Nevertheless, we mustn’t give up. We must be smarter and a little more suspicious. Here’s what I know about sidestepping the manure.
— By email
Liars and scammers are usually quite unoriginal. If you receive a crazy-sounding email that seems untrue, copy a chunk of the text and paste it into Google. You may find it’s a mass email that’s been circulating for years.
You could also check websites including Snopes.com, FactCheck.org and PolitiFact.com to look up specific claims. All are nonpartisan. Snopes in particular is good for general myth-busting, not just tall tales related to politics.
As for general emails, beware anything that has a subject line like “Someone made a video about you!” or “(Name of someone you know) wants to share a secret” with only a link in the body of the message.
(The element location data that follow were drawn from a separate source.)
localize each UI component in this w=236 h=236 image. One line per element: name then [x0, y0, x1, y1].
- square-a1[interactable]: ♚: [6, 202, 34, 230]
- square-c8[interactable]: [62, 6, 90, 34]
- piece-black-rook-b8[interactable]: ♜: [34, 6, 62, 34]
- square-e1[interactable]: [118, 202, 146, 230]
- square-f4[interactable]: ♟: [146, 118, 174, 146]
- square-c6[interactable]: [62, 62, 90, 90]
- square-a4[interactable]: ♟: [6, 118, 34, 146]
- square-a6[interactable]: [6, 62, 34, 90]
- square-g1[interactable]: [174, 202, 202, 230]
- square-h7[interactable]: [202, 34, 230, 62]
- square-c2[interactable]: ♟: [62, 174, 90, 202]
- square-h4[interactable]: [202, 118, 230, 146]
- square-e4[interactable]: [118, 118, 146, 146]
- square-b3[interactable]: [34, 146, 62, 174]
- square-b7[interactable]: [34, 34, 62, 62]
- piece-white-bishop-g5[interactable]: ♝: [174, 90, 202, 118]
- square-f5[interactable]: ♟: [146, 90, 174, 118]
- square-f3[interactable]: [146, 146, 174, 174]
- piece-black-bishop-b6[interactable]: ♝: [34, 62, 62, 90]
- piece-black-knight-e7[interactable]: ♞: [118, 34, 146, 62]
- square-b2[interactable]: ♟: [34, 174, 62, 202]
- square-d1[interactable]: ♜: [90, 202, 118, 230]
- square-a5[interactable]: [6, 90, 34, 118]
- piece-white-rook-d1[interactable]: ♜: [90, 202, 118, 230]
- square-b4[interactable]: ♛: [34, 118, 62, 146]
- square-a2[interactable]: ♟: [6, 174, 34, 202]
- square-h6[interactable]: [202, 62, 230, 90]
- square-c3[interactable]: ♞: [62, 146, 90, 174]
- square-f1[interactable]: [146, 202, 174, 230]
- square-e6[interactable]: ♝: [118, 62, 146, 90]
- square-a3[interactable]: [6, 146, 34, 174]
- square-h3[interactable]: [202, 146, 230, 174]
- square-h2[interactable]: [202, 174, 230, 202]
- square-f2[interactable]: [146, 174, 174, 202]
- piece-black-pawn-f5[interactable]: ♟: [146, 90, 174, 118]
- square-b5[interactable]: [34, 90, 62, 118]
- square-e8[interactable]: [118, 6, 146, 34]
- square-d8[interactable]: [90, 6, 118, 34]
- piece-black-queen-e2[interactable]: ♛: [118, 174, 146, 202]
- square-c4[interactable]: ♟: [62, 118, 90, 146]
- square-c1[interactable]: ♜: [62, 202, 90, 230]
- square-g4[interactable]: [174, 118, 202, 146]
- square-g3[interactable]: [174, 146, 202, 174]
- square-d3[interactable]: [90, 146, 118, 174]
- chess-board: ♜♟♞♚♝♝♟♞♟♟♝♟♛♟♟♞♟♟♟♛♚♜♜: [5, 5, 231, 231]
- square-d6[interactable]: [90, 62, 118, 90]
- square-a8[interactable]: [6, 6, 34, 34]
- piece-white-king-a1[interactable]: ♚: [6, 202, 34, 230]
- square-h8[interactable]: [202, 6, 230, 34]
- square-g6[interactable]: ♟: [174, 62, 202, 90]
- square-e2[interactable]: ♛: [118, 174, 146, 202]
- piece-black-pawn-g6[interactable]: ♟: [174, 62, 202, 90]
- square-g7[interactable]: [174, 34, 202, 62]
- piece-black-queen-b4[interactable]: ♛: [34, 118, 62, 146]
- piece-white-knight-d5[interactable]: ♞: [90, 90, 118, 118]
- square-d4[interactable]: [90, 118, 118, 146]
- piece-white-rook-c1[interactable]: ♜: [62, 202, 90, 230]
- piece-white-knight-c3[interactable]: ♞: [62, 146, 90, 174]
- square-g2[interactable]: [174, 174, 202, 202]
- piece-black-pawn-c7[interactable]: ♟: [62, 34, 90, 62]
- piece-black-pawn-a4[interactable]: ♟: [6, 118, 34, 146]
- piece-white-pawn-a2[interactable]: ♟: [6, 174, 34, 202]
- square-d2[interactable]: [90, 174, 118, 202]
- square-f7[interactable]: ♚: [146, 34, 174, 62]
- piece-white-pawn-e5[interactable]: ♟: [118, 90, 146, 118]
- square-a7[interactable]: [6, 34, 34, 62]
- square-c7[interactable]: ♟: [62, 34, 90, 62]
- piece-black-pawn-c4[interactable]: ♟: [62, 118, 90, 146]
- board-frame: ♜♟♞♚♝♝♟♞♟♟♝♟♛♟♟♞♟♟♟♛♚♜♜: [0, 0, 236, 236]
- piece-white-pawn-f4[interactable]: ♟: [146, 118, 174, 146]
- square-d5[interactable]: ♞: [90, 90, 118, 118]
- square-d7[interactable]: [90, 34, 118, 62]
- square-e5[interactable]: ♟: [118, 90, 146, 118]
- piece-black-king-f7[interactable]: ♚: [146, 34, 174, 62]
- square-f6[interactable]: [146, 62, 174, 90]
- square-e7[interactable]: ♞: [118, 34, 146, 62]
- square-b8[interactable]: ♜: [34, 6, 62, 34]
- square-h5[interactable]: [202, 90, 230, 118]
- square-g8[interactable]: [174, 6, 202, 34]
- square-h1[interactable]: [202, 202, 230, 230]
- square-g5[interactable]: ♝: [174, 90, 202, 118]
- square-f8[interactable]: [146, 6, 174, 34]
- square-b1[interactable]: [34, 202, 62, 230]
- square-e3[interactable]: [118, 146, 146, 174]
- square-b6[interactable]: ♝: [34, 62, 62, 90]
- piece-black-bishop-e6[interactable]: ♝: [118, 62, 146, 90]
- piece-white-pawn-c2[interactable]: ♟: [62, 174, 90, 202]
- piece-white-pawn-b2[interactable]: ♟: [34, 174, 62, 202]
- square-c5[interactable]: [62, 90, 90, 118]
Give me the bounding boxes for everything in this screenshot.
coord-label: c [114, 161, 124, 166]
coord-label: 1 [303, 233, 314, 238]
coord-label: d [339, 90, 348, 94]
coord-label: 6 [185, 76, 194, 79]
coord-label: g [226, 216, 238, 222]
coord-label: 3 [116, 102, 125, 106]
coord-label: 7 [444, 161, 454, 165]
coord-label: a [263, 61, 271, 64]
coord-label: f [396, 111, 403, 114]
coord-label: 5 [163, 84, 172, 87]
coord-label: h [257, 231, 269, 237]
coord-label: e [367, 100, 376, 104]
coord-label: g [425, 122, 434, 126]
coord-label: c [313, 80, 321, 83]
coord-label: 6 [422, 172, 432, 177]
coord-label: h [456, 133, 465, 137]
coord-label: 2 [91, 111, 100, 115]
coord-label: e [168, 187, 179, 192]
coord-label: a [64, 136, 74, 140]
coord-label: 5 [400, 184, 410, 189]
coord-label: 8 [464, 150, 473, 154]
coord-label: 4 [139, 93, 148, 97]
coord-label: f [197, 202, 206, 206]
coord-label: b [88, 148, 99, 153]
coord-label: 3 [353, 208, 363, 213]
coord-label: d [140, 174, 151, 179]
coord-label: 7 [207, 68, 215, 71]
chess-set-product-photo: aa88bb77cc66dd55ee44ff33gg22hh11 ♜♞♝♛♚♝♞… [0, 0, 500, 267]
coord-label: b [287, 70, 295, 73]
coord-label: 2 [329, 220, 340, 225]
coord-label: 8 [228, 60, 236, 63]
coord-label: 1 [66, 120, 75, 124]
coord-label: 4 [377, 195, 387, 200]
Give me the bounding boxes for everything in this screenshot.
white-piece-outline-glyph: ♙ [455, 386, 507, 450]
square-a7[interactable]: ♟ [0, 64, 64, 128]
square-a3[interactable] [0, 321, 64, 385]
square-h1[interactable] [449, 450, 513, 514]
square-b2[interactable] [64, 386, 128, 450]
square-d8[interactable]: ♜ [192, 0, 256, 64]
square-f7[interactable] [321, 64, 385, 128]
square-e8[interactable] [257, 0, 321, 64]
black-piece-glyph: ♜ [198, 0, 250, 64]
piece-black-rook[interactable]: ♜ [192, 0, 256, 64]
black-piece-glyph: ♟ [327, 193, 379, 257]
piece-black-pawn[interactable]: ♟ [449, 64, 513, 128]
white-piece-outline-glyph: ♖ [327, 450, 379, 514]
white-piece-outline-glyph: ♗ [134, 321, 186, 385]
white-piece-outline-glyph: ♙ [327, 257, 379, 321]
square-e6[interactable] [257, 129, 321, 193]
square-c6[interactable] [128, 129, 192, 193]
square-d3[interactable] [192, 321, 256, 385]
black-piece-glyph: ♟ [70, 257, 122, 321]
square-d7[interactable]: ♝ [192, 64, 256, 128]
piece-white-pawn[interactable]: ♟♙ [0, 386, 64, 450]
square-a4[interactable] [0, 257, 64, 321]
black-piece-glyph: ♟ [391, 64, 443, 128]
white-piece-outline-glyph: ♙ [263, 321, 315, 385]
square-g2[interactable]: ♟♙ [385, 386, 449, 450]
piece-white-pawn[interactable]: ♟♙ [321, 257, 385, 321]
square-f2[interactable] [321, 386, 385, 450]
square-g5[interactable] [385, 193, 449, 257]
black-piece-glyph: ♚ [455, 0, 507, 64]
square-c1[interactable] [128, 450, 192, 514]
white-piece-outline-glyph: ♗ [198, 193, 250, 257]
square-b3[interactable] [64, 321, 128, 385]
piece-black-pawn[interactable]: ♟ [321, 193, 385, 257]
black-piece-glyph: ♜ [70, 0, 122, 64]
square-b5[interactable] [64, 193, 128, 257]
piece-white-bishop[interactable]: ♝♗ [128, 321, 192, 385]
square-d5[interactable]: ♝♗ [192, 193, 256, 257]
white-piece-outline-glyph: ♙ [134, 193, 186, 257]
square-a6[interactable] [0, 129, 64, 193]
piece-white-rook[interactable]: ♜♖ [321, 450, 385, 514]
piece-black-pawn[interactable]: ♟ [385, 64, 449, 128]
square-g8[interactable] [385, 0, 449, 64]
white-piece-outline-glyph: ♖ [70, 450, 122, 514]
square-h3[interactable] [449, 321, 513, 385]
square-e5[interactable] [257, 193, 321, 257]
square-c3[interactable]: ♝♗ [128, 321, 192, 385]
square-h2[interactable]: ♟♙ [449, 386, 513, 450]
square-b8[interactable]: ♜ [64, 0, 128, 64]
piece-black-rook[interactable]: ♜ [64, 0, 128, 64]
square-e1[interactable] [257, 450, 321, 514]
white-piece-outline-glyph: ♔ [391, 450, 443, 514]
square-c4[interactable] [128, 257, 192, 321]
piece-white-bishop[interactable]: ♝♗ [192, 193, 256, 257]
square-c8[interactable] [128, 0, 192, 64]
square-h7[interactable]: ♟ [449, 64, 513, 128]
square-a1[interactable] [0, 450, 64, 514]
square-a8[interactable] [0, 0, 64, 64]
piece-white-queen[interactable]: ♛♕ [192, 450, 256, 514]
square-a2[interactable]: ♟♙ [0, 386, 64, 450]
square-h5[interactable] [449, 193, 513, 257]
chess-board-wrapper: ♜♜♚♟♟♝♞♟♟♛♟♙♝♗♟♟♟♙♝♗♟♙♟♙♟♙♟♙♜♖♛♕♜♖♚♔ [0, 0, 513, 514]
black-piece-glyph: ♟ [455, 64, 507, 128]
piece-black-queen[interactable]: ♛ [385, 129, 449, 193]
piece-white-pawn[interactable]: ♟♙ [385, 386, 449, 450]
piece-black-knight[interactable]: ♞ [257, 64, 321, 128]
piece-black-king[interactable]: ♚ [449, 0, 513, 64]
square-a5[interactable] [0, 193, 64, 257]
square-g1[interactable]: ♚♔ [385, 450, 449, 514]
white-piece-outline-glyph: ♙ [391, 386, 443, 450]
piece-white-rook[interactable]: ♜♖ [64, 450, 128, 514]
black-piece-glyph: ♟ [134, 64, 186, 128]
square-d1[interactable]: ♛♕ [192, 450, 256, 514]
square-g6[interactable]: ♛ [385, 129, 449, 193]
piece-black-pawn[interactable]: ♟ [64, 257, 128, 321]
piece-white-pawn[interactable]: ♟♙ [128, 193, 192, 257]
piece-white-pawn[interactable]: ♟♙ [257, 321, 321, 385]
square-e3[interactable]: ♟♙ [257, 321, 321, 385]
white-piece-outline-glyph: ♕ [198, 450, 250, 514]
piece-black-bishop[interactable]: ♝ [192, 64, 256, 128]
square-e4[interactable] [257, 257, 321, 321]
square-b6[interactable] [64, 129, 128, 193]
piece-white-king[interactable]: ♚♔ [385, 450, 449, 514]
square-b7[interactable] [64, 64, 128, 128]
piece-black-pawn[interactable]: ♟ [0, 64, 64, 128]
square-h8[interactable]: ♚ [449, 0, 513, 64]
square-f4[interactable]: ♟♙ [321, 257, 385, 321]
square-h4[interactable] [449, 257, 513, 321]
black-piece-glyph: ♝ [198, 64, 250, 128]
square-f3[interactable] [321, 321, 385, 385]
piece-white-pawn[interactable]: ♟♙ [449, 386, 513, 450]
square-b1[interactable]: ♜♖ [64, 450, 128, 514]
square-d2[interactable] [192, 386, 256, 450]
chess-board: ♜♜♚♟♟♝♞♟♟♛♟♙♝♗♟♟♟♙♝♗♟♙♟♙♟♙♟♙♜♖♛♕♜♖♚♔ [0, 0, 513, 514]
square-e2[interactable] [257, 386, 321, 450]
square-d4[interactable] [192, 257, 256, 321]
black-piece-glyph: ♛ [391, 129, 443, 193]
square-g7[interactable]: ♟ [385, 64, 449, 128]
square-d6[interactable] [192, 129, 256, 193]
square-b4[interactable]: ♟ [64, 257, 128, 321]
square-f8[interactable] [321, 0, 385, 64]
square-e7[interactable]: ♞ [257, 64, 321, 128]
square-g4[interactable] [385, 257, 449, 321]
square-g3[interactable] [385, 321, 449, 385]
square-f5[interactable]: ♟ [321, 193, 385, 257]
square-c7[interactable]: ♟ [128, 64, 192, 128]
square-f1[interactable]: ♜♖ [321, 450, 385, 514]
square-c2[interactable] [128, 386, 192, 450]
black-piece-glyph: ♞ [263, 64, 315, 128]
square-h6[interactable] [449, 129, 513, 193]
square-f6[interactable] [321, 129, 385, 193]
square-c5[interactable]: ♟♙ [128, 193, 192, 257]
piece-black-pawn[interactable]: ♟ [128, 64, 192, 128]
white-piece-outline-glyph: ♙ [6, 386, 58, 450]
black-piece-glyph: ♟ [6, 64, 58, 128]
Even if the email address or name of the sender is familiar, it’s possible your friend’s email account was hacked and that you’re receiving dangerous links to viruses and malware. If it seems suspicious, delete the message and try to alert your friend that he might have been hacked.
Emails from banks or money-centric services like Paypal are often faked. Some red flags: misspellings, a copyright date that’s not this year, a lengthy return email address and anything asking you to fix credit card information. Before clicking on any link in an email like this, hover over it or right click and copy/ paste it into a document file to see where it’s trying to take you. If it’s not the official website (paypal.com, bankofamerica.com, etc.), it’s probably fake. That kind of attempt to scam you via email is called “phishing,” and you don’t want it to happen to you.
— On social networks
Fake news spreads quickly through social networks. Beware posting about celebrity deaths until they’ve been confirmed by legitimate news sources (and even then, use caution).
Don’t retweet or otherwise resend information that seems dubious and that you haven’t checked or at least read yourself. Sometimes a misleading or truncated headline can give a story a whole different meaning.
Fake accounts are sometimes tough to spot, but beware of accounts with profile images that look like porn stars or models or accounts that are missing a photo entirely. Twitter accounts with no followers that are following thousands are likely fake. Be suspicious of social media accounts that post nothing but inspirational quotes or generic jokes or where every fifth or sixth post appears to be an advertisement.
Blocking and reporting fake accounts and ignoring friend requests from people you can’t confirm as real are good steps to protect your social media accounts.
— On the web
The website Fake a Wish allows visitors to create fake celebrity death stories under the heading “Global Associated News.” (A recent example: “Eddie Murphy Dies in Snowboard Accident.”) These often get posted around the web by people who don’t bother to scroll to the bottom of the site, to see the “THIS STORY IS 100% FAKE!” disclaimer.
Always check the bottom of a dubious website to see whether it has legitimate copyright information or at least a link to tell you more about its ownership.
Don’t shop at websites that you’ve never heard of or that seem too good to be true. McAfee’s SiteAdvisor, free software for browsers and mobile devices, is one tool to make sure sites you visit are trustworthy.
And take reviews of restaurants and products with a grain of salt. Sometimes, people who post reviews have an ax to grind, and there’s even been a popular practice of posting bizarre fake reviews on sites like Amazon.com for innocuous products for comedic effect.